Le médecin s’inclina une seconde fois. Il devinait, au léger tremblement de la voix, la cruelle anxiété de cet homme puissant, frappé encore dans la plus chère affection de son cœur.

— Votre Éminence doit avoir raison, une digestion mauvaise certainement. Parfois, de tels accidents sont dangereux, quand la fièvre s’en mêle… Je n’ai pas besoin de dire à Votre Éminence combien elle peut compter sur ma prudence et sur mon zèle…

Il s’interrompit, pour reprendre aussitôt de sa voix nette de praticien :

— Le temps presse, il faut déshabiller le prince et agir promptement. Qu’on me laisse un instant seul, j’aime mieux cela.

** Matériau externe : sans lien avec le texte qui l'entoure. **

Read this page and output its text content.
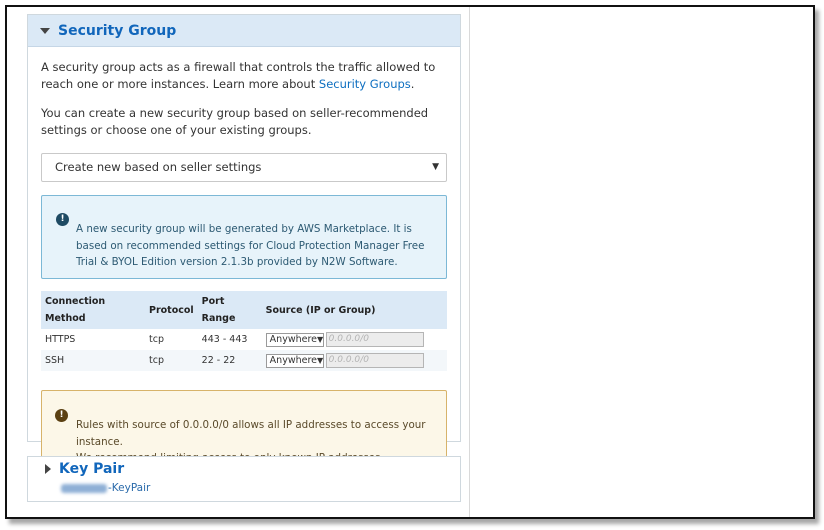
Security Group

A security group acts as a firewall that controls the traffic allowed to reach one or more instances. Learn more about Security Groups.

You can create a new security group based on seller-recommended settings or choose one of your existing groups.

Create new based on seller settings	▼
!
A new security group will be generated by AWS Marketplace. It is based on recommended settings for Cloud Protection Manager Free Trial & BYOL Edition version 2.1.3b provided by N2W Software.
Connection Method	Protocol	Port Range	Source (IP or Group)
HTTPS	tcp	443 - 443	Anywhere ▼ 0.0.0.0/0
SSH	tcp	22 - 22	Anywhere ▼ 0.0.0.0/0
!
Rules with source of 0.0.0.0/0 allows all IP addresses to access your instance.
Key Pair
-KeyPair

Cependant, il retint Victorine, en disant qu’elle l’aiderait. S’il avait besoin d’un autre aide, il prendrait Giacomo. Son désir évident était d’éloigner la famille, afin d’être plus libre, sans témoins gênants. Et le cardinal comprit, s’empara doucement de Benedetta, pour l’emmener lui-même à son bras jusque dans la salle à manger, où Pierre et don Vigilio les suivirent.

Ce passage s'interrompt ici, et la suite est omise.